The landscape artist Charles Frederick Williams was born in Ottery St Mary in 1810 and most of his early life was spent in the West Country. After leaving school he became an art teacher and drawing instructor in Exeter. He also became a favourite pupil of the great artist David Cox, and for sixteen years the two went on sketching tours to north Wales. Williams painted mainly landscapes and coastal scenes, particularly in south Devon. His work was admired by the art critic John Ruskin and he exhibited seven pictures at the Royal Academy, including Fishing Boats at Beer in 1861 and Beach at Beer Devon, Looking East.

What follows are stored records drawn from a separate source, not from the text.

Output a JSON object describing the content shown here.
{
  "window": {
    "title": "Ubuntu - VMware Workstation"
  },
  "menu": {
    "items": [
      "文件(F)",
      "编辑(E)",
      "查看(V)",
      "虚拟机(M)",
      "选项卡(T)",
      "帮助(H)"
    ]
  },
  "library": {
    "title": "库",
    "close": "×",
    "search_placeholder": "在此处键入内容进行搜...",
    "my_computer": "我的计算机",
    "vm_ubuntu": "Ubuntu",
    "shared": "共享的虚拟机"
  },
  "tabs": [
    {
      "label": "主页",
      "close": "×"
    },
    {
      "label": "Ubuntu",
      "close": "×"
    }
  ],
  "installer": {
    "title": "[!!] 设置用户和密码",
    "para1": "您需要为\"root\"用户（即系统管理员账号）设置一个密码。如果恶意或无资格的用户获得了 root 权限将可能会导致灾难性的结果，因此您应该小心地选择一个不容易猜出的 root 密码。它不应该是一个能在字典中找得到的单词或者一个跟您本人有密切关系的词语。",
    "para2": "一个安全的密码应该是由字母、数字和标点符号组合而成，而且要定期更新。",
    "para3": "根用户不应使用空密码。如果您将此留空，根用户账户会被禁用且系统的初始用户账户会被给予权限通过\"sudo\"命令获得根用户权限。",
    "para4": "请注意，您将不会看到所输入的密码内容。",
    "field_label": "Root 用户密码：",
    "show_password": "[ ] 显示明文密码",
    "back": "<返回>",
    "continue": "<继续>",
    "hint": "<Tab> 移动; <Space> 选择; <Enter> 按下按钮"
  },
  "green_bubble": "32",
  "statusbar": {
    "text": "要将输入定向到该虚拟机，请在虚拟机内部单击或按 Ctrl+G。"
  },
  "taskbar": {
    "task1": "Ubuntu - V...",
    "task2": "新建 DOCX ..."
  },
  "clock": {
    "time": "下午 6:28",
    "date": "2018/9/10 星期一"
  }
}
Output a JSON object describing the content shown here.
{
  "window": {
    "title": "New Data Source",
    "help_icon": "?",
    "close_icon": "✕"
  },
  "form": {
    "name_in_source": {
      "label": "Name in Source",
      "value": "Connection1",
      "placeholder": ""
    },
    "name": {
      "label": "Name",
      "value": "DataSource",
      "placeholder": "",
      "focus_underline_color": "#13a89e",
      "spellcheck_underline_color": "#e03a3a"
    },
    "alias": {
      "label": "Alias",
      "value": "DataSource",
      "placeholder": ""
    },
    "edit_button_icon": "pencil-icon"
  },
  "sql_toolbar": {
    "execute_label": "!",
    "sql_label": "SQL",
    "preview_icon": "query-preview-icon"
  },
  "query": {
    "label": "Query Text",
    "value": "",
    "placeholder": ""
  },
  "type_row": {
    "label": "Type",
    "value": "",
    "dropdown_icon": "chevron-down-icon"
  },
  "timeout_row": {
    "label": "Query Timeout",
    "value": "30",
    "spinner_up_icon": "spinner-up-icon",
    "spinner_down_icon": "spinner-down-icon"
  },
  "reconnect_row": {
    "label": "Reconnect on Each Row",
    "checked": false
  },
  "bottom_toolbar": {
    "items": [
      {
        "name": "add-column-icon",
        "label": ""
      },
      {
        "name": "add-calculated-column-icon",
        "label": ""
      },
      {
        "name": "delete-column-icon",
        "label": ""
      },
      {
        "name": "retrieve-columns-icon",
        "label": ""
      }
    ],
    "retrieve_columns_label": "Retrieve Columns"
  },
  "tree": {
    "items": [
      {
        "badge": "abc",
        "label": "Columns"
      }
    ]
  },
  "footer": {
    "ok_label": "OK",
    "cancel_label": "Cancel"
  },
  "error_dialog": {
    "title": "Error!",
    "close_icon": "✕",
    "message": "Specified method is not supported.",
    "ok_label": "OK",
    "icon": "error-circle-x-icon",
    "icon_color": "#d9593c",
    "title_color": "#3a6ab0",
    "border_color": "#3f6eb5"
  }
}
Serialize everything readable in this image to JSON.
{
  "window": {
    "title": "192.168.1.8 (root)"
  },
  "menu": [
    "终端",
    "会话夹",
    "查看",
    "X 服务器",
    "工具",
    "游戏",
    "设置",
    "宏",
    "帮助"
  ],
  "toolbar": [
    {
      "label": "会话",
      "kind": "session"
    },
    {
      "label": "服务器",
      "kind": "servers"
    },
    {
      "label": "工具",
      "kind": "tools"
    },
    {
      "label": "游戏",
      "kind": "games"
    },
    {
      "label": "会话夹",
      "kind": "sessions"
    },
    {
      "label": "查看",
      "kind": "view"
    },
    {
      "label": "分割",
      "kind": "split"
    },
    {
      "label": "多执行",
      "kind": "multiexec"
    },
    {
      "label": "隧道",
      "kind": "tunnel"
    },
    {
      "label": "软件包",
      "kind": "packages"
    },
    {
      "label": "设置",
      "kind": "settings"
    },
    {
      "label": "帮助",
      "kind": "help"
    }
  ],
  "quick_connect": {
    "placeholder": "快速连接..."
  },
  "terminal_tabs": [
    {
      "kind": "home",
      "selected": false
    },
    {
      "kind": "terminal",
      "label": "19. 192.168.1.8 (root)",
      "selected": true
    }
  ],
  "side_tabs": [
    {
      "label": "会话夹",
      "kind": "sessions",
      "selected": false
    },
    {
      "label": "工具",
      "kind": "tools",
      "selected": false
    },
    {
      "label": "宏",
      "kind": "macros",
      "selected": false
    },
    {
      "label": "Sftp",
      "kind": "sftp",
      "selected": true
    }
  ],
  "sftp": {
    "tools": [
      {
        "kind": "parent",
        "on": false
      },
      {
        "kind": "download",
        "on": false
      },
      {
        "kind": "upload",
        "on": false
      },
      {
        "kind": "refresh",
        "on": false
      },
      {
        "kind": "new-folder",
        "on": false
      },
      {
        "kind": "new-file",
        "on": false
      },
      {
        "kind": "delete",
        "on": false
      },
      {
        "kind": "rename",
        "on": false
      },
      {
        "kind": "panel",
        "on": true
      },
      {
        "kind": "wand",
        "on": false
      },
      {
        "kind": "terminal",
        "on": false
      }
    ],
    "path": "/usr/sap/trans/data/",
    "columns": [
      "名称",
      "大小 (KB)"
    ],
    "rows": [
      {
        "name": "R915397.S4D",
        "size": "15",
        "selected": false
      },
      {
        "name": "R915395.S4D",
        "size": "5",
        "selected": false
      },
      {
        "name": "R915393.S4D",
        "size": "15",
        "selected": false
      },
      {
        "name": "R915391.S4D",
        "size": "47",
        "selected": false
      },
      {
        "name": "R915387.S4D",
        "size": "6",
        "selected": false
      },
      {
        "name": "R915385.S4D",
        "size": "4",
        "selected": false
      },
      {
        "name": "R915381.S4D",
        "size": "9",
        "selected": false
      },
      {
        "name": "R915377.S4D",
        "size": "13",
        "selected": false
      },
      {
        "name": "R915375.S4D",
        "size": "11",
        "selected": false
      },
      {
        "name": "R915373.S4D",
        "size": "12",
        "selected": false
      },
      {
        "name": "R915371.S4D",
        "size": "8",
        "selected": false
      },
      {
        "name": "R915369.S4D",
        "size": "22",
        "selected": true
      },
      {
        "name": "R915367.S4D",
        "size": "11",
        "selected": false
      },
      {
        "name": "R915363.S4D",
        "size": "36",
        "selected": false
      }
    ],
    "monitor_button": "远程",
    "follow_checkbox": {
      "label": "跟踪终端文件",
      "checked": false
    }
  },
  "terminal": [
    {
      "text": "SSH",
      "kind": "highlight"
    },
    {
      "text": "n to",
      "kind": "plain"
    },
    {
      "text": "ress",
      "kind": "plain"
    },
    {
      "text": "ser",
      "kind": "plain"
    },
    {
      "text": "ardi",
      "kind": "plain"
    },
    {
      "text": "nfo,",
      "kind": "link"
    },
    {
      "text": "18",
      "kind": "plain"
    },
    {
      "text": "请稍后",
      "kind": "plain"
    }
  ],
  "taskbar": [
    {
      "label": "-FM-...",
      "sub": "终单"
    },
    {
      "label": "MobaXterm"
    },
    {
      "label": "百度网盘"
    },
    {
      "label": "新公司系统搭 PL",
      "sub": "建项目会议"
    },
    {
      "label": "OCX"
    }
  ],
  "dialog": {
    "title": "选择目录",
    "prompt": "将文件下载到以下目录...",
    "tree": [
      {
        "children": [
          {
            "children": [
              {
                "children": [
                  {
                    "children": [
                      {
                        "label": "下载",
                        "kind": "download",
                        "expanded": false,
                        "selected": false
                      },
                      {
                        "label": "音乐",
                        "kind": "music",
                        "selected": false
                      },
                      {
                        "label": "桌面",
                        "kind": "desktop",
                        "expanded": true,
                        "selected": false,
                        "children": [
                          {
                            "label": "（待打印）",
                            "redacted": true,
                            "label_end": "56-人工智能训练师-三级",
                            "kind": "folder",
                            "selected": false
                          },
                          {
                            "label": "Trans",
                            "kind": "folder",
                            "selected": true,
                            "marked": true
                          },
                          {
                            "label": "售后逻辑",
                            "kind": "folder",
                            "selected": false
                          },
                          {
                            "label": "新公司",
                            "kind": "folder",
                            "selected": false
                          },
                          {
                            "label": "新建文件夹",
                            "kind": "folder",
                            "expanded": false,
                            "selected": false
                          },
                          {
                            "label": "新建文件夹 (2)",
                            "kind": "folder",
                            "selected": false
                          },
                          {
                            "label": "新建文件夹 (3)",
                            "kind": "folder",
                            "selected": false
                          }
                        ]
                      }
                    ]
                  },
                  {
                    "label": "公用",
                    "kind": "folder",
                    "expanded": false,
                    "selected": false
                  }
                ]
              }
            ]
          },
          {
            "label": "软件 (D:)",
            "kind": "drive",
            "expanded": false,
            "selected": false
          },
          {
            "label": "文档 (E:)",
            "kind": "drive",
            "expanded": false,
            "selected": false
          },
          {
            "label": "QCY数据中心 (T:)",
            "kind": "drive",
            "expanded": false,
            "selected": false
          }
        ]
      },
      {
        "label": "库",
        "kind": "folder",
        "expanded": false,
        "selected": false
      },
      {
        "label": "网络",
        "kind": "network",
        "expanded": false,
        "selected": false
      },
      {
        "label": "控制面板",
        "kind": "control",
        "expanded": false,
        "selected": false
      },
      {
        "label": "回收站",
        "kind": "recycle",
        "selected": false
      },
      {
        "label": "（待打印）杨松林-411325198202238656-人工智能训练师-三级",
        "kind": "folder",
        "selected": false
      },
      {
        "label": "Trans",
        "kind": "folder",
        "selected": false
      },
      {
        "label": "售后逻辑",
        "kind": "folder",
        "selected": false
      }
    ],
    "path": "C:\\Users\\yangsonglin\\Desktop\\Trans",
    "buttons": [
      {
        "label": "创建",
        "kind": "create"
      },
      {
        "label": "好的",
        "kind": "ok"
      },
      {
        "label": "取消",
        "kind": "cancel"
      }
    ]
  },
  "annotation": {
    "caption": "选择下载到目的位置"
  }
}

From 1858 he lived in Southampton and from 1859, advertising himself in local directories as a professor of drawing. His initial address was 3 Portswood Park, Bevois Hill, but the 1861 census has him living at 8 Park Place with Elizabeth Traies, a native of Baltimore, USA. Directories of the 1860s list him in Bedford Place. The last 25 years of his life he lived at Bath Cottage just off Bursledon Road in Bitterne. In 1881 Elizabeth Traies is still living with him and is listed as an invalided schoolmistress and secretary. By 1891 she had become his wife.
On his death in 1891 his collection of 123 paintings passed first to his wife, and when she died four days later, to his sister and brother-in-law, who in turn donated them to Southampton Library Committee. They are now in Southampton Art Gallery.